After that we went back to La Paz and took a day to chill. We wernt sure what to do with ourselves so we decided to sign up to mountain bike the infamous death road. The road from La Paz high on the plain down to Corioco near the Amazon lowlands is statistically the most dangerous road in the world with over 100 fatalities annually. It has become a popular tourist activity with several different companies offering transportation, bike, clothing, and food for between 35 and 75 $ mostly depending on the bike.
We signed up for the cheapest and early in the morning were transported with 8 others up to a pass called La Cumbre at 4600m. From there we saddled up and cruised down a long concrete road for over an hour. The scenery was spectacular and the odd section went off road but it hardly seemed that dangerous. Because the old vehicules here cant handle the big hills the grade was nothing compared to the average steep grade that I was used to riding across Canada and the top speed was around 45km. All of a sudden the road ended with a barricade, surely that wasn´t it I thought but the guide pointed down to teh right of the barricade. From there a steep gravel path dived down the mountain side. Que Bueno!! This is where the death road began.
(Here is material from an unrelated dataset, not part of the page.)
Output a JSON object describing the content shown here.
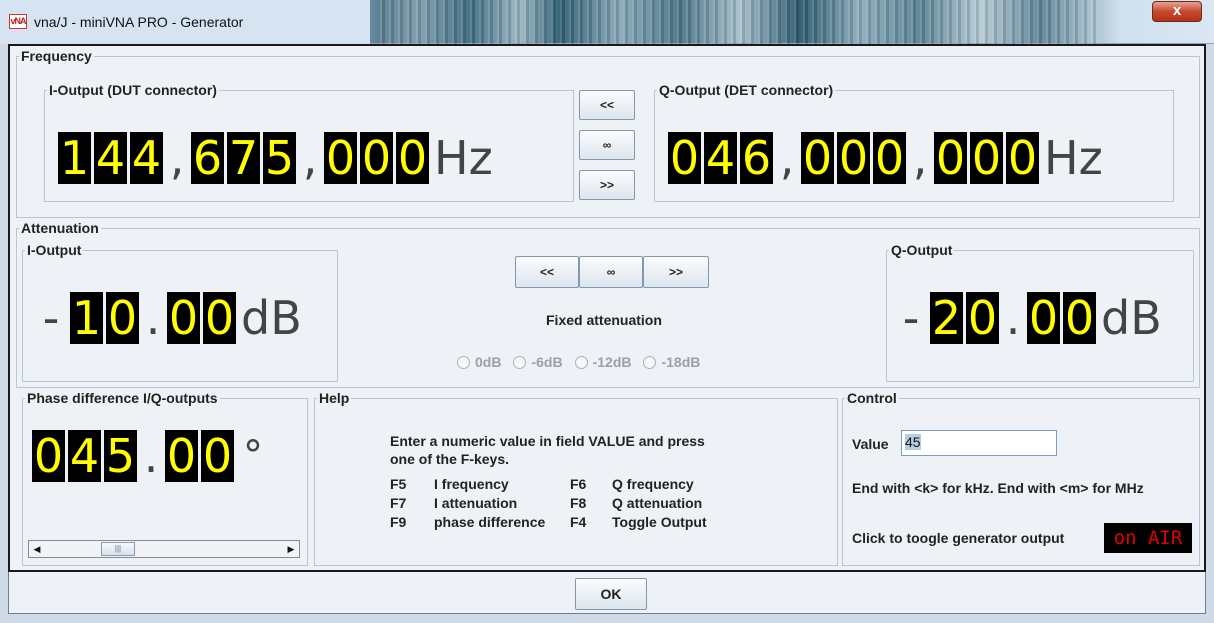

This led onto a three hour ride of Cliffclinging single lane road around tight hairpin turns that supplied no protection or barricade should your momentum vere off course. Every while there was a widened part where vehicules could pass by each other.
We sat from a vantage point watching the road below as two buses one from each direction bore down on eachother and for a moment it looked like we were going to witness something terrible as the came around a blind corner just in time to slam on the brakes and negotiate by eachother. Some corners had people waiting hoping for a coin or two with red flags green flags to signal when blind corners were safe to continue. Its amazing the array of jobs you find in the developing world, anything to make a few coins. Other blind corners you just had to be damn cautious. We took off down the steep winding death road with me and Sam and the guide leading way ahead of the pack. Adrenalin surged as we rocketed into tight hairpin turns, our bikes had thick nobby tires that gripped the road aslong as we could keep hold of the jittering handlebars due to the poor suspension. Down and down we flew for hours on the seemingly endless hill as the climate and forest changed continuosly. The hill was enormous. My biggest climbs or downhills biking across Canada had been around 850m while this hill dropped 3500m. Finally hours later we arrived at the bottom covered in mud and dust and thirsty for beer. That was definetly one of the funnest days of the trip and very much worth the money.